Because we did not have a sufficient number of drug-free patients, to control for psychiatric medication usage, we decided to look at the three categories—mood stabilizers, antipsychotics, and antidepressants—in our analysis. These three categories comprise the psychiatric drugs most commonly used by patients with BD and MDD. A limitation of our study is that each drug within the three categories has its unique action and, therefore, possibly a different effect on the serum UA levels. Duration or dosage of the medications could not be considered either. Thus, our results cannot suggest whether mood stabilizers, antipsychotics, or antidepressants as a categorical drug class raise or lower serum UA levels. What our data do suggest is that, in our sample, BD significantly correlates with higher serum UA levels, after accounting for the three categories of medication use. In future studies, perhaps an ideal analysis would categorize the psychiatric medications into the following two groups: those expected to raise serum UA levels and those expected to lower serum UA levels. For such groupings to be possible, a comprehensive review of each psychiatric medication's effect on UA levels and/or other metabolic parameters would be necessary; as yet, there is none. Following is a summary of the currently available studies on monotherapy treatment and UA levels: lithium, carbamazepine, and phenytoin lower UA levels, while valproate, phenobarbital, haloperidol, and risperidone increase UA levels.30313233 It would be of interest to explore the commonly used psychiatric medications' effects on serum UA levels. Also, drug use tends to correlate with disorder severity; the higher UA levels could be an indication of the acuteness of a bipolar episode rather than the drug effect itself. To assess this relationship, a future study on a drug-naïve group or one incorporating measurement of both drug usage and symptom severity would be necessary.

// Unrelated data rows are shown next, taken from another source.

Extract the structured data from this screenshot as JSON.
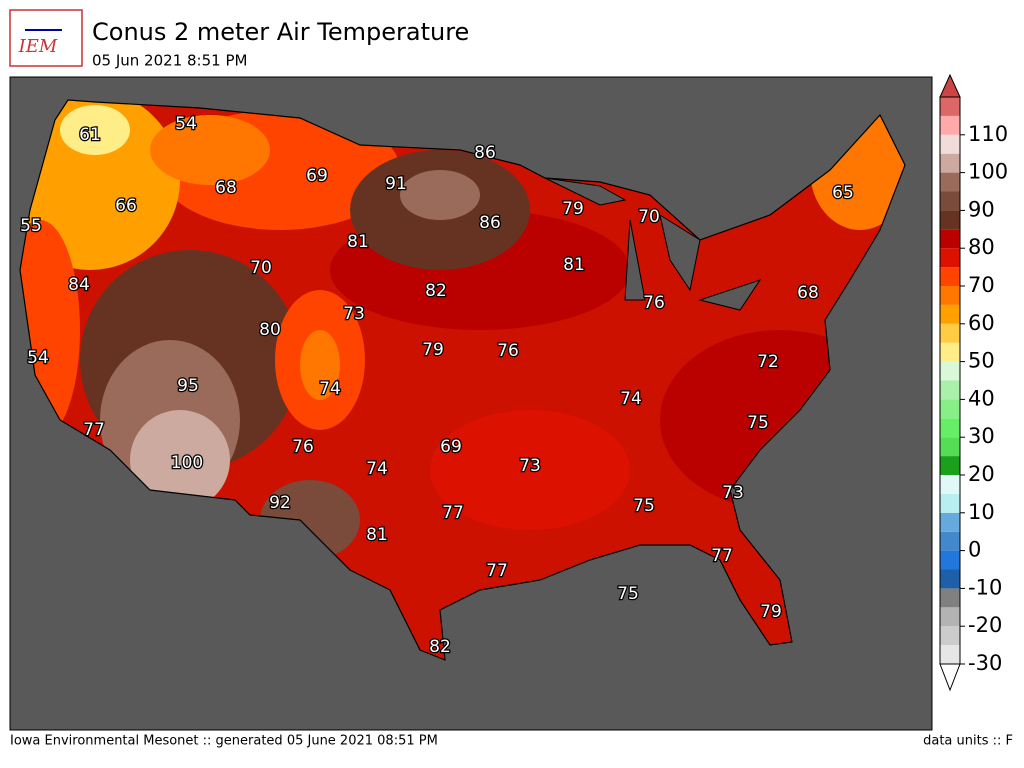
{
  "header": {
    "logo": "IEM",
    "title": "Conus 2 meter Air Temperature",
    "subtitle": "05 Jun 2021 8:51 PM"
  },
  "contour_labels": [
    61,
    54,
    68,
    69,
    91,
    86,
    55,
    66,
    81,
    86,
    79,
    70,
    70,
    84,
    81,
    82,
    80,
    73,
    76,
    54,
    79,
    76,
    68,
    72,
    65,
    74,
    95,
    74,
    77,
    76,
    69,
    75,
    100,
    73,
    74,
    92,
    75,
    73,
    77,
    81,
    77,
    77,
    75,
    79,
    82
  ],
  "colorbar": {
    "lim": [
      -30,
      120
    ],
    "ticks": [
      -30,
      -20,
      -10,
      0,
      10,
      20,
      30,
      40,
      50,
      60,
      70,
      80,
      90,
      100,
      110
    ],
    "colors": [
      "#e6e6e6",
      "#cccccc",
      "#b3b3b3",
      "#808080",
      "#1f5faa",
      "#2277dd",
      "#4488cc",
      "#66aadd",
      "#b8eef0",
      "#e0f8f8",
      "#1aa01a",
      "#55dd55",
      "#66ee66",
      "#88ee88",
      "#aaf0aa",
      "#d8f8d8",
      "#ffee88",
      "#ffcc44",
      "#ffa000",
      "#ff7700",
      "#ff4400",
      "#dd1100",
      "#bb0000",
      "#663322",
      "#7a4a3a",
      "#9a6a5a",
      "#ccaaa0",
      "#f0dcd8",
      "#ffaaaa",
      "#dd6666"
    ],
    "over_color": "#cc4444",
    "under_color": "#ffffff"
  },
  "footer": {
    "left": "Iowa Environmental Mesonet :: generated 05 June 2021 08:51 PM",
    "right": "data units :: F"
  }
}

A further limitation of our study is that our sample consisted only of inpatients at a single hospital, leaving room for selection bias and restricting the generalizability of the results to patients with mild to moderate symptoms. However, Kesebir et al.34 saw similarly higher UA levels in patients with BD than those with MDD when looking at outpatients in remission for at least 8 weeks. Therefore, the UA levels may be consistently high in patients with BD regardless of varying symptom severities.

Another limitation of our study is its cross-sectional design, due to which the full progress of the disease could not be analyzed. Some patients with BD may have been wrongly diagnosed with MDD at their discharge in the study's selected time period. Further, due to a lack of consistent records, alcohol use, smoking, caffeine intake, and dietary patterns could not be considered, all of which may impact UA levels.

In short, our study indicates that patients with BD are significantly likely to have higher serum UA compared to patients with MDD. The strength of our study lies in the exploration of important confounding factors, including BMI and psychiatric drug usage. Further studies of interest may include a comparison with healthy controls and an investigation of parameters associated with UA levels, such as inflammatory markers and kidney function.